“How Bitcoin Ends” – Fast Company | $10,684.40

Last updated on March 12th, 2018 at 12:32 am

Bitcoin was a clever idea. Idealistic, even. But it isn’t working out quite as its developers imagined. In fact, once all the coin has been mined, bitcoin will simply reinforce the very banking system it was invented to disrupt.

At its core, bitcoin is just an extension of the old PGP, or Pretty Good Privacy encryption protocol.

In essence, bitcoin is money built and maintained by nerds, based on the premise that good nerds will outnumber the bad nerds.

…And that’s the system we’re stuck with today, with central banks issuing money, and banking conglomerates lending it to the public and verifying our transactions for a fee. All of our businesses are just subsidiaries of a banking system with a legal monopoly over our money.

Bitcoin was meant to cut out those unnecessary intermediaries, and replace them with computer cycles. The high processing cost of mining bitcoin–as well as an arbitrary limit on the total number of coin that can ever be mined–keeps the money supply scarce. But this means that instead of re-creating those high-velocity market monies of the Middle Ages, the abundant ones that worked like poker chips, bitcoin re-creates the market mechanisms of gold, a currency that invites hoarding and speculation while discouraging transactions. Oops.

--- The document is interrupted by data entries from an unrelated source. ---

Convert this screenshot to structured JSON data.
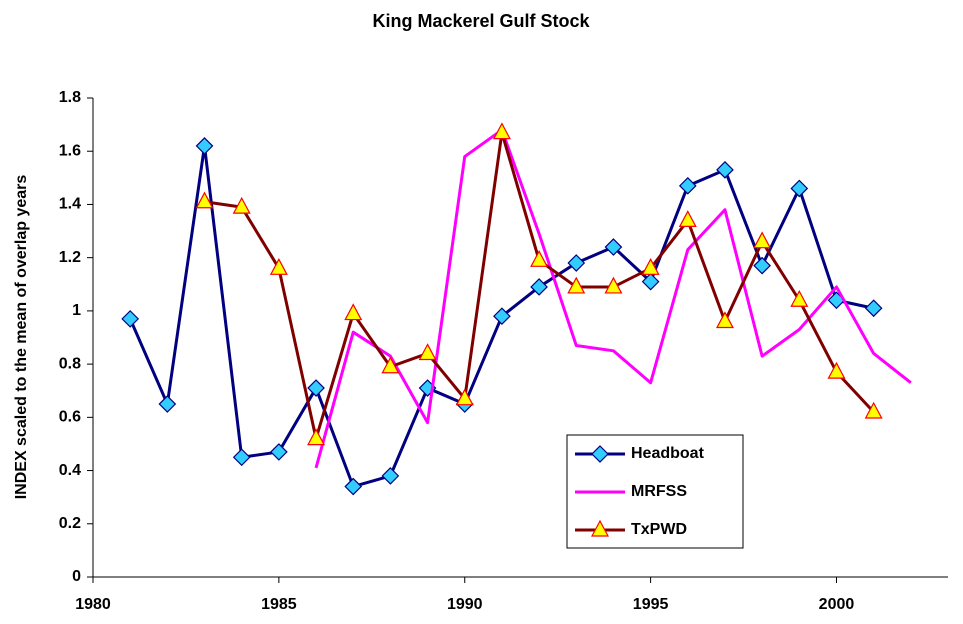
{
  "chart_data": {
    "type": "line",
    "title": "King Mackerel Gulf Stock",
    "y_label": "INDEX scaled to the mean of overlap years",
    "x": [
      1981,
      1982,
      1983,
      1984,
      1985,
      1986,
      1987,
      1988,
      1989,
      1990,
      1991,
      1992,
      1993,
      1994,
      1995,
      1996,
      1997,
      1998,
      1999,
      2000,
      2001,
      2002
    ],
    "series": [
      {
        "name": "Headboat",
        "color": "#000080",
        "marker": "diamond",
        "marker_fill": "#33ccff",
        "values": [
          0.97,
          0.65,
          1.62,
          0.45,
          0.47,
          0.71,
          0.34,
          0.38,
          0.71,
          0.65,
          0.98,
          1.09,
          1.18,
          1.24,
          1.11,
          1.47,
          1.53,
          1.17,
          1.46,
          1.04,
          1.01,
          null
        ]
      },
      {
        "name": "MRFSS",
        "color": "#ff00ff",
        "marker": "none",
        "values": [
          null,
          null,
          null,
          null,
          null,
          0.41,
          0.92,
          0.83,
          0.58,
          1.58,
          1.68,
          1.29,
          0.87,
          0.85,
          0.73,
          1.23,
          1.38,
          0.83,
          0.93,
          1.09,
          0.84,
          0.73
        ]
      },
      {
        "name": "TxPWD",
        "color": "#800000",
        "marker": "triangle",
        "marker_fill": "#ffff00",
        "marker_stroke": "#ff0000",
        "values": [
          null,
          null,
          1.41,
          1.39,
          1.16,
          0.52,
          0.99,
          0.79,
          0.84,
          0.67,
          1.67,
          1.19,
          1.09,
          1.09,
          1.16,
          1.34,
          0.96,
          1.26,
          1.04,
          0.77,
          0.62,
          null
        ]
      }
    ],
    "xlim": [
      1980,
      2003
    ],
    "xticks": [
      1980,
      1985,
      1990,
      1995,
      2000
    ],
    "ylim": [
      0,
      1.8
    ],
    "yticks": [
      0,
      0.2,
      0.4,
      0.6,
      0.8,
      1,
      1.2,
      1.4,
      1.6,
      1.8
    ],
    "grid": false
  }
}
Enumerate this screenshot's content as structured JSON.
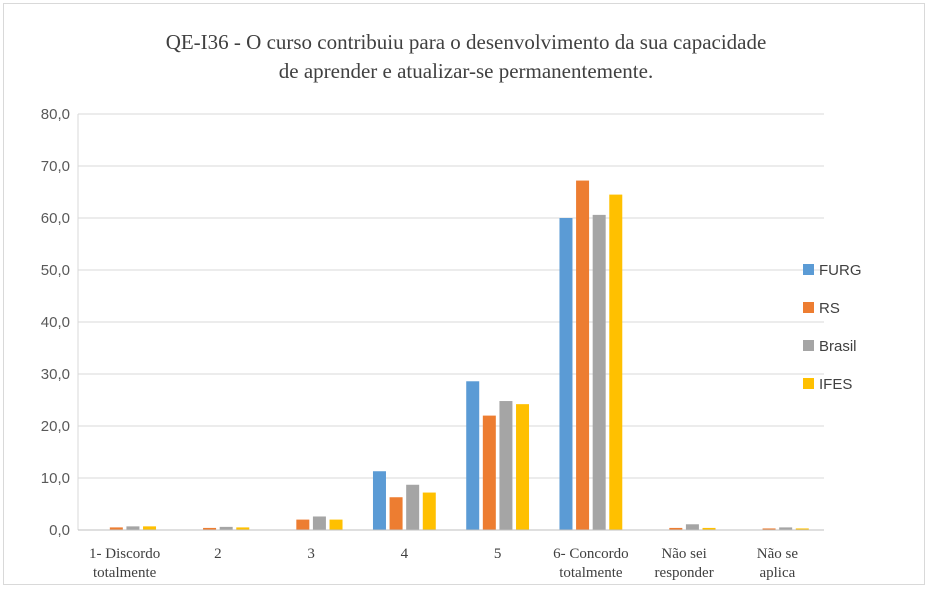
{
  "chart_data": {
    "type": "bar",
    "title_lines": [
      "QE-I36 - O curso contribuiu para o desenvolvimento da sua capacidade",
      "de aprender e atualizar-se permanentemente."
    ],
    "categories": [
      [
        "1- Discordo",
        "totalmente"
      ],
      [
        "2"
      ],
      [
        "3"
      ],
      [
        "4"
      ],
      [
        "5"
      ],
      [
        "6- Concordo",
        "totalmente"
      ],
      [
        "Não sei",
        "responder"
      ],
      [
        "Não se",
        "aplica"
      ]
    ],
    "series": [
      {
        "name": "FURG",
        "color": "#5b9bd5",
        "values": [
          0.0,
          0.0,
          0.0,
          11.3,
          28.6,
          60.0,
          0.0,
          0.0
        ]
      },
      {
        "name": "RS",
        "color": "#ed7d31",
        "values": [
          0.5,
          0.4,
          2.0,
          6.3,
          22.0,
          67.2,
          0.4,
          0.3
        ]
      },
      {
        "name": "Brasil",
        "color": "#a5a5a5",
        "values": [
          0.7,
          0.6,
          2.6,
          8.7,
          24.8,
          60.6,
          1.1,
          0.5
        ]
      },
      {
        "name": "IFES",
        "color": "#ffc000",
        "values": [
          0.7,
          0.5,
          2.0,
          7.2,
          24.2,
          64.5,
          0.4,
          0.3
        ]
      }
    ],
    "yticks": [
      "0,0",
      "10,0",
      "20,0",
      "30,0",
      "40,0",
      "50,0",
      "60,0",
      "70,0",
      "80,0"
    ],
    "ylim": [
      0,
      80
    ],
    "grid": true,
    "legend_position": "right"
  }
}
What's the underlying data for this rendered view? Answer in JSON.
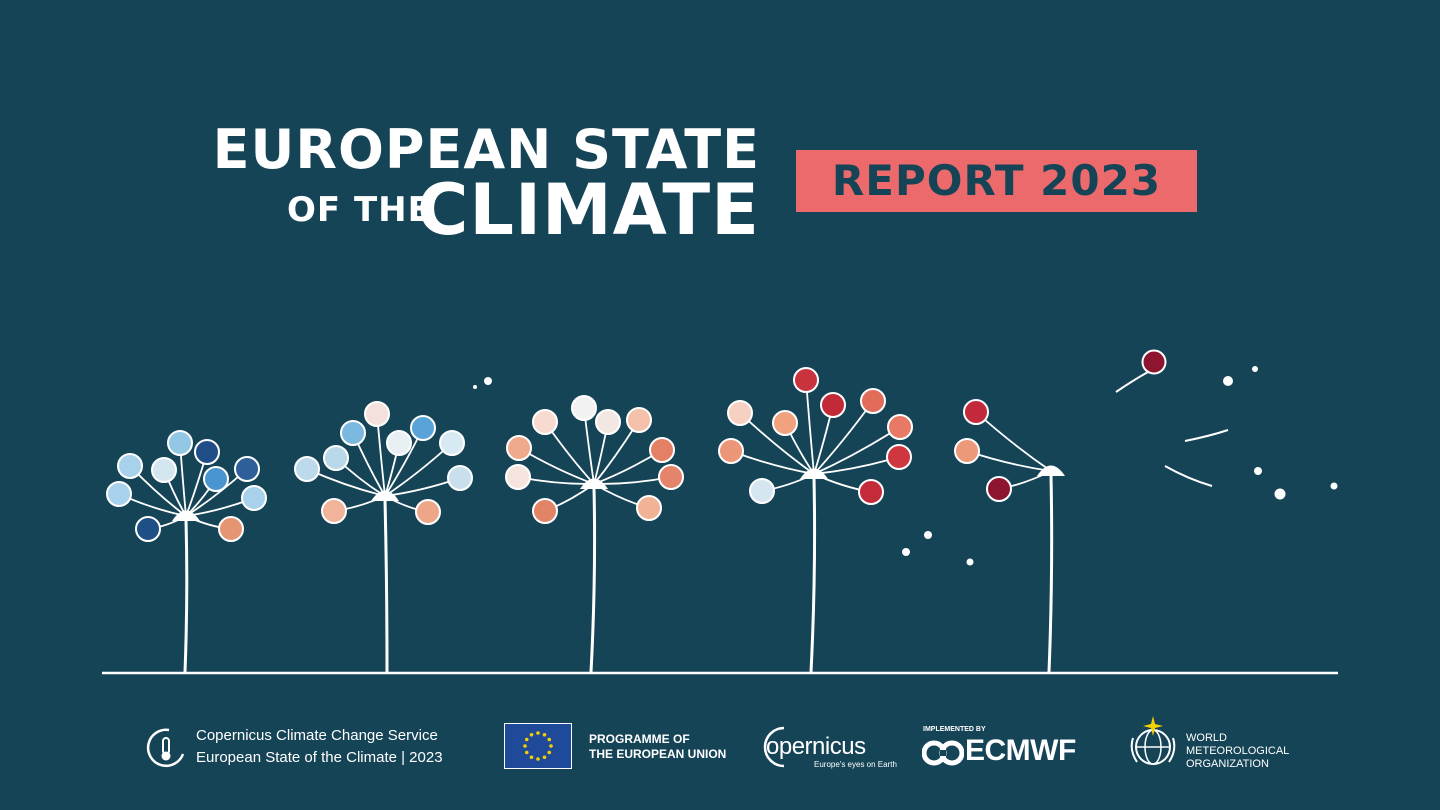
{
  "title": {
    "line1": "EUROPEAN STATE",
    "line2_small": "OF THE",
    "line2_large": "CLIMATE"
  },
  "badge": {
    "label": "REPORT 2023"
  },
  "footer": {
    "c3s": {
      "line1": "Copernicus Climate Change Service",
      "line2": "European State of the Climate | 2023"
    },
    "eu": {
      "line1": "PROGRAMME OF",
      "line2": "THE EUROPEAN UNION"
    },
    "copernicus": {
      "name": "opernicus",
      "tagline": "Europe's eyes on Earth"
    },
    "ecmwf": {
      "implemented_by": "IMPLEMENTED BY",
      "name": "ECMWF"
    },
    "wmo": {
      "line1": "WORLD",
      "line2": "METEOROLOGICAL",
      "line3": "ORGANIZATION"
    }
  },
  "colors": {
    "background": "#164457",
    "accent": "#ec6a6c",
    "eu_blue": "#1f4a9a",
    "eu_stars": "#f5d000"
  },
  "icons": [
    "thermometer-cloud-icon",
    "eu-flag-icon",
    "copernicus-swoosh-icon",
    "ecmwf-mark-icon",
    "wmo-emblem-icon"
  ]
}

The wealth disparity in bitcoin is worse than that of central currency, with 4% of users owning 96% of bitcoin. So much for breaking the banking monopoly; this is just hackers seizing the banking industry for themselves.

So what will really happen when all the bitcoin is mined? The people and companies currently authenticating transactions for coin will instead insist on service fees. The more processing power and electricity it takes to authenticate, the more they will want to be paid.

Bitcoin may have been meant to disintermediate the agents of trust who monopolized commerce and currency. Like the internet, it was meant to engender trust by connecting people directly to one another. But all it really did was substitute for trust in a new way–with computer cycles instead of a human or institutional middleman.